From school physics or biology lessons you might remember a person called Luigi Galvani. If you don’t, he discovered the effect of an electric spark on dead frog muscles (no reptiles were hurt in this article). The name Galvani is linked to everyday corrosion in many ways. Galvanisation, galvanic potential, galvanic action etc. Metals are more or less reactive. Gold is unsurprisingly,  the gold standard and can be attributed the lowest reaction rate and copper and bronzes less reactive than brass or lead.

Soft-soldered joints may contain lead, tin, antimony, cadmium etc. All these metals are more reactive than copper. Hard-soldered joints may contain similar metals but will have higher silver content. The manufacturers data sheets give good information outside of the scope of this article. The point is that dissimilar metals create a galvanic cell which is improved by the addition of - you’ve guessed it - water.

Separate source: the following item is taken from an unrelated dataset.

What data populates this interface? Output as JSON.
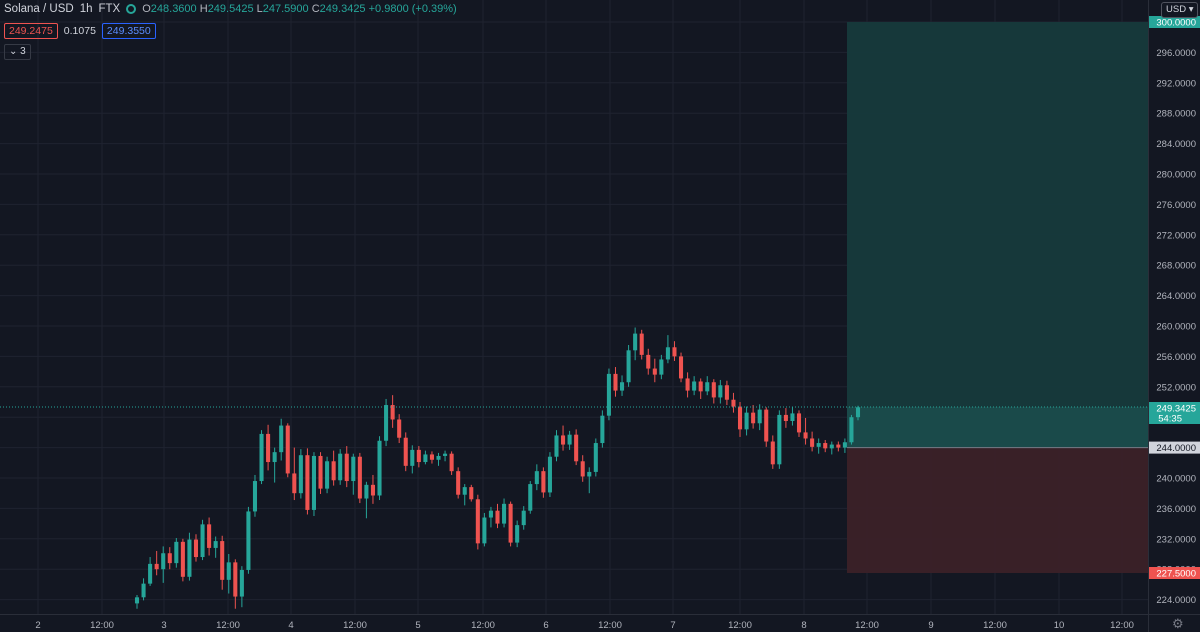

Scale is made up of metal salts and these form mini galvanic cells and this is why we have washout plugs and ‘mud’ holes in boilers to get rid of scale.

Low pH

We all know the corrosive nature of acids. We use acidic ‘pickles’ to clean metals after silver soldering etc and fluxes can be acidic, as well. Long term use of low pH water <pH 7 at high temperatures and pressures increases corrosion.

Softened water is usually around pH 7.2 to 7.8 and is very slightly alkaline. Unless you have an aluminium element in your model water with this alkalinity is unlikely to cause a problem. Aluminium also reacts very rapidly with oxygen creating a very fine monolayer of aluminium oxide (the grey tarnish seen on aluminium).

Carbon dioxide

There is no getting away from it. It is everywhere. In the fizzy drinks like ‘Coke’ and in the atmosphere. It is readily soluble in water to form carbonic acid. When heated carbonic acid disassociates into water and carbon dioxide. The acid steam produced will corrode.

Chemical agents such as chlorine and oxygen

These gases are very reactive. Chlorine is added to water to sterilize and kill off harmful to us bacteria. Oxygen dissolved in water allows fish to breathe. It again is very soluble in water. Both gases cause corrosion either by forming chlorides or oxides with metals. The greenish blue coloration seen on copper and brass is due to these gases.


Bacterial slime buildup in water systems is difficult to control. This biofilm causes corrosion by mechanisms outside of this article. It also causes blockages in pipes and is particularly important when involved in the injector stream. Recommended methods of removing biofilm from the like of salt recharged water softeners involves the use of strong oxidizing acids such as peracetic acid. Regular use and timely maintenance of the water softener is therefore of utmost importance.

Finally, proper flushing of the water softener and the correct recharge interval will minimize the chloride sulphate corrosion potential. If salt remains in the softener bed this will increase the likelihood of corrosion. This is particularly important where lead is present (such as in soft soldered joints).

Well, a bit long winded, but it is important for everyone to know that water and the treatment we give it is important to the running of models especially those using steam.